Patrick amorce la manœuvre en repassant sur la rive droite du Rhin au-dessus de Mülheim dans le Bade-Wurtemberg. Il entame immédiatement après une large boucle sur la gauche en direction de Blodelsheim dans le Haut-Rhin. Il faut ramener l’avion dans l’axe précis de l’aéroport en se fixant sur la ligne argentée du Grand Canal d’ Alsace que l’on devine vaguement dans la nuit… L’idée d’amerrir sur le canal, s’il manquait de longueur de descente lui traverse soudain l’esprit, cela limiterait les risques d’incendie. Après tout, la voilure de l’A302-200 mesure moins de 35 mètres et le canal en fait 135 de largeur, ça devrait être possible …

Au moment où l’avion repasse la frontière en direction de la France dans sa boucle sur la gauche l’ensemble des commandes hydrauliques cèdent brutalement, l’avion n’est plus contrôlé et penche immédiatement sur la droite, puis se met à piquer vers le sol !

Des hurlements d’horreur parviennent de la cabine.

La tour de contrôle signale que le transpondeur indique que l’avion perd rapidement de l’altitude.

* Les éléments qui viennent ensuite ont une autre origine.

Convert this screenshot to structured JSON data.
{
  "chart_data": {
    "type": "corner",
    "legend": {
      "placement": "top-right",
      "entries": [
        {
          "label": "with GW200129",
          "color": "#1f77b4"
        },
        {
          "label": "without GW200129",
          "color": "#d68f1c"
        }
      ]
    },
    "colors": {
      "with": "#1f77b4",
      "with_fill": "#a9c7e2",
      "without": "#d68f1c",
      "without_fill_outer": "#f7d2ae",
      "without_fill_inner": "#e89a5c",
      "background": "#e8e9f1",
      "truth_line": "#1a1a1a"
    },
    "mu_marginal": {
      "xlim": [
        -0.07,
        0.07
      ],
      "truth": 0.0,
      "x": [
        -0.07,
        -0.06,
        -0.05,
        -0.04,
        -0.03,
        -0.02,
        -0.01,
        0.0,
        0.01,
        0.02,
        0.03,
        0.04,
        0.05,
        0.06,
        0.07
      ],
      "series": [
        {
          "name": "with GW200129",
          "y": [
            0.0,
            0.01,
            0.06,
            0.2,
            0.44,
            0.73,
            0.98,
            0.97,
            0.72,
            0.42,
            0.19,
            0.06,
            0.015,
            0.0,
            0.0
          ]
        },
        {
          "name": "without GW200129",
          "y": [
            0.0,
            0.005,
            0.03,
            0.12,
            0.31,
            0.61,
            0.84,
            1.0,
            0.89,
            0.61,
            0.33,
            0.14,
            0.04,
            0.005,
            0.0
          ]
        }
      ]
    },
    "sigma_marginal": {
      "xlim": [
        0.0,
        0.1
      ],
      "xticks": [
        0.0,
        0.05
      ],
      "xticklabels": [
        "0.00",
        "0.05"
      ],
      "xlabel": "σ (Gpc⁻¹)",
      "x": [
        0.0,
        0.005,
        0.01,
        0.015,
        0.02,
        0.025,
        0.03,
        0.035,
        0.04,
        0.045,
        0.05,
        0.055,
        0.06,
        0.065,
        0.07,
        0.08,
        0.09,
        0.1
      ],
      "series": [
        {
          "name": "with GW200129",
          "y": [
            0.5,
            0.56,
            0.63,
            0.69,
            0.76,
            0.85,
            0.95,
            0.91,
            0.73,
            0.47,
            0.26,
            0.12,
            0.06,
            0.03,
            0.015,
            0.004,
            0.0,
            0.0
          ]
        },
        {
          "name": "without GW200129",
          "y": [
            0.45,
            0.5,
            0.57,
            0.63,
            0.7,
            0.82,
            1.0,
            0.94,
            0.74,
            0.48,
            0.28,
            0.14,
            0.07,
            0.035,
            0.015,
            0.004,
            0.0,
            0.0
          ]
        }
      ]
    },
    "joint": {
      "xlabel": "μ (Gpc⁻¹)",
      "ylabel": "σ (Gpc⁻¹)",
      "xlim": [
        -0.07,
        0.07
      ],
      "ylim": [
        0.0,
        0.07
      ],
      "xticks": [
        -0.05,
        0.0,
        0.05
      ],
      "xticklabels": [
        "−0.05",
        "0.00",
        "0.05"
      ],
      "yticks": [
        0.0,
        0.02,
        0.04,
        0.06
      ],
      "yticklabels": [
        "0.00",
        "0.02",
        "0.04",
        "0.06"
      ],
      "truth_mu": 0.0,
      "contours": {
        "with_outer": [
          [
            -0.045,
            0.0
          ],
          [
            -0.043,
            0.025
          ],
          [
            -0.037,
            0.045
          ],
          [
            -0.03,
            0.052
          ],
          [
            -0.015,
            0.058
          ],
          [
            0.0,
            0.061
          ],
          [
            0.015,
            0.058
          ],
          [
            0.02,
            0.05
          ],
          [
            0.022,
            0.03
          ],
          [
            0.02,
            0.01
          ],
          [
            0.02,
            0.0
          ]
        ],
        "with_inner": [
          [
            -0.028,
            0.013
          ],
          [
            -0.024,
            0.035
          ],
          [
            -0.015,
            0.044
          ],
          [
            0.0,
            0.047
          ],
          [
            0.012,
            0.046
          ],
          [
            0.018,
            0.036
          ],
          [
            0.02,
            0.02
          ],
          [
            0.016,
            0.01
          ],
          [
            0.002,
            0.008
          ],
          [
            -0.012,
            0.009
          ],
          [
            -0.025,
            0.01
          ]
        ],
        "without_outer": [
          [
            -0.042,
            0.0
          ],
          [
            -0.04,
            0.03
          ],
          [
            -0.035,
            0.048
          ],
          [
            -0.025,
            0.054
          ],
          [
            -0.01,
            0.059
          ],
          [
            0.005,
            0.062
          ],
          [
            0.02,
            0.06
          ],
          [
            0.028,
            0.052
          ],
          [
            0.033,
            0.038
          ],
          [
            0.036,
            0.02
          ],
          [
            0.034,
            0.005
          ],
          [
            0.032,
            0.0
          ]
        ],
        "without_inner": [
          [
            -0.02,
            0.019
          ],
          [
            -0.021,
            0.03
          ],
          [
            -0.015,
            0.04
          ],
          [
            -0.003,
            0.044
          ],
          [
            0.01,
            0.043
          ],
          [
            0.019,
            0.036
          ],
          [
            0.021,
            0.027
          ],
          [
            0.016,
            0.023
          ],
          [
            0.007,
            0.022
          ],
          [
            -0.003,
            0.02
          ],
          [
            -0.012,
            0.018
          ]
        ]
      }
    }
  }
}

- « Vous descendez ! », hurle le contrôleur à Bâle.

Les pilotes n’ont plus le contrôle de l’appareil.

Patrick décide de vidanger le carburant pour éviter l’incendie à l’atterrissage mais la commande ne répond plus. Il fait sortir les volets et le train d’atterrissage de manière à gagner un peu en stabilité mais l’avion continue de piquer.

- « J’ai rien ! Je n’ai plus de réponse !!! On passe sous les 2 000 pieds ! »

Il est 20h17.

Il n’y a plus rien à faire… L’avion pique droit vers le fleuve. Le choc, même dans l’eau sera fatal.

L’appareil va dévier encore légèrement sur la gauche avant de se crasher.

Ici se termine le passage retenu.